Hi Am 2025-09-02 13:43, schrieb Thomas Nunninger:
very legally inspired
Well, yes. That was the goal. RFCs in general should describe the proposal in way that does not leave any ambiguity about what exactly is being proposed, so that everyone is able to make an informed decision. And that extends to the policy documents. The policy documents effectively are contracts that govern how the PHP project wants to develop the language and how it wants to make decisions.
I'd say, there's no real issue about an additional/missing hour (or two) due to DST changes.
Yes, that makes sense to me.
For extending the voting periods I'd stay with days as other values have similar issue and make calculations (slightly) harder.
My suggested decreased “hour values” with the 8 hour leeway would just work when keeping the “day value” in mind: If I just take the same hour+minute X days in the future, then I'm definitely over the required hours.
Would it be an alternative to add some general sentence about using UTC time and that calculations should use UTC, but if there are some minor miscalculations (e.g. due to missed DST changes) that is acceptable?

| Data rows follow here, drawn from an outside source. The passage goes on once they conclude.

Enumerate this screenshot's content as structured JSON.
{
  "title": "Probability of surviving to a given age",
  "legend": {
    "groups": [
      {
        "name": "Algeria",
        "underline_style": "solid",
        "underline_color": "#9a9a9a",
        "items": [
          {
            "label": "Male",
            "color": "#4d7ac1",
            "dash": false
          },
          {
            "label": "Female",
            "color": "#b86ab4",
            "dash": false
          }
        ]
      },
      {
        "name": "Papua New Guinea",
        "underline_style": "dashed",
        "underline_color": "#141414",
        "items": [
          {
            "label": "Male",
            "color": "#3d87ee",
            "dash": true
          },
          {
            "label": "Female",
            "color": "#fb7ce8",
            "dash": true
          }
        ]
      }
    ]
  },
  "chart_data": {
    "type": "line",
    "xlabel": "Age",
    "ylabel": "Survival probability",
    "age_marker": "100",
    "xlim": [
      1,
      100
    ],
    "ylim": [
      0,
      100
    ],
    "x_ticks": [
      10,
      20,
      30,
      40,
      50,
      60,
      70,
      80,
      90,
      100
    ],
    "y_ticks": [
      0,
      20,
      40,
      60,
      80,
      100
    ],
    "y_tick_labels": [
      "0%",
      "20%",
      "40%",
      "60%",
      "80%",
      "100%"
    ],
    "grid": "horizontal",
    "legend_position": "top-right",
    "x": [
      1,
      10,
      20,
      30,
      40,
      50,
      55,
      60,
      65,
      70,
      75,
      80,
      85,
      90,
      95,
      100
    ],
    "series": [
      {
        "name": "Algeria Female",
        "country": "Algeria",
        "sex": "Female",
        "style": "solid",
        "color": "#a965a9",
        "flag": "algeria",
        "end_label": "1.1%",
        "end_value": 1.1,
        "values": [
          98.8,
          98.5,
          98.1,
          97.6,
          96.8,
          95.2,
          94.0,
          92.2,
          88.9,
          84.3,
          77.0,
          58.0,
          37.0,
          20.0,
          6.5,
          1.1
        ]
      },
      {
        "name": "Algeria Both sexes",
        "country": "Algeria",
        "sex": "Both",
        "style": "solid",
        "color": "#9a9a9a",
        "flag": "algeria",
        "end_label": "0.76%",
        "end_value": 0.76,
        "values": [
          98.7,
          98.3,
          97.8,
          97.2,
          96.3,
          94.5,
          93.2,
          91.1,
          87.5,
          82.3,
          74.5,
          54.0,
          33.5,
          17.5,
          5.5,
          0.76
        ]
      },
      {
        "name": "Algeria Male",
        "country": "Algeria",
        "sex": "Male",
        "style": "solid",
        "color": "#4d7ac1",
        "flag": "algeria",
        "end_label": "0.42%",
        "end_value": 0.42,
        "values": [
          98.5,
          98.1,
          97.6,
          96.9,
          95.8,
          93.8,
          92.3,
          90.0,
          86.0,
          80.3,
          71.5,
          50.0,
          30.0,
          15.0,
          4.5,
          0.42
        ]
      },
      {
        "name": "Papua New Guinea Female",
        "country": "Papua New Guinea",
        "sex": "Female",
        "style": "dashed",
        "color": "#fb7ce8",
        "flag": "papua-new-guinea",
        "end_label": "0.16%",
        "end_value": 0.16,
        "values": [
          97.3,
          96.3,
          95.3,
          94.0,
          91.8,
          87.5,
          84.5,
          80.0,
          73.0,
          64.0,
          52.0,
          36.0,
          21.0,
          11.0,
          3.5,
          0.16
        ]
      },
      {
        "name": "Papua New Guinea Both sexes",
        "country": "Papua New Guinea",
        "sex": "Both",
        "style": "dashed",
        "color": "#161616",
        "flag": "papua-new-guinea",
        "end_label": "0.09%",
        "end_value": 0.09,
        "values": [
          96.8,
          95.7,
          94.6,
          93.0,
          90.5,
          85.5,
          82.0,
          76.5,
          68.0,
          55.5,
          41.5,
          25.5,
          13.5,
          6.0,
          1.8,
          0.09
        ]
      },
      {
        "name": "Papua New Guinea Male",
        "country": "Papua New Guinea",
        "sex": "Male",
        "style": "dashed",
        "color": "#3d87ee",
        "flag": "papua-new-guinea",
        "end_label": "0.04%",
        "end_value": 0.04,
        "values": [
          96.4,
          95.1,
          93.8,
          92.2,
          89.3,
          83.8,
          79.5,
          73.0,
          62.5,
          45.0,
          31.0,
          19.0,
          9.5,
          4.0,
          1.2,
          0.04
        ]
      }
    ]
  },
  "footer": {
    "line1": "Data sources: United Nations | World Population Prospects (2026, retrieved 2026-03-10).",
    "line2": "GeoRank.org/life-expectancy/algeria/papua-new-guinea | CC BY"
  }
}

I believe that defining what a day is, is more complex than specifying an hour value - even when only considering UTC. To use my previous example: Is 2025-09-02 23:50 UTC until 2025-09-04 02:00 UTC two days? The difference between 4 and 2 is 2. Also what is a “minor miscalculation”? Is it 1 hour? 2 hours? See how we're back to an hour-based definition?
I'm in Europe/Berlin, which makes calculating in UTC reasonably easy for me to do, since my waking hours are generally all within the same UTC day. This is different for folks outside of Europe, since they regularly cross UTC days within their waking hours, making it more likely for (significant) errors to sneak in.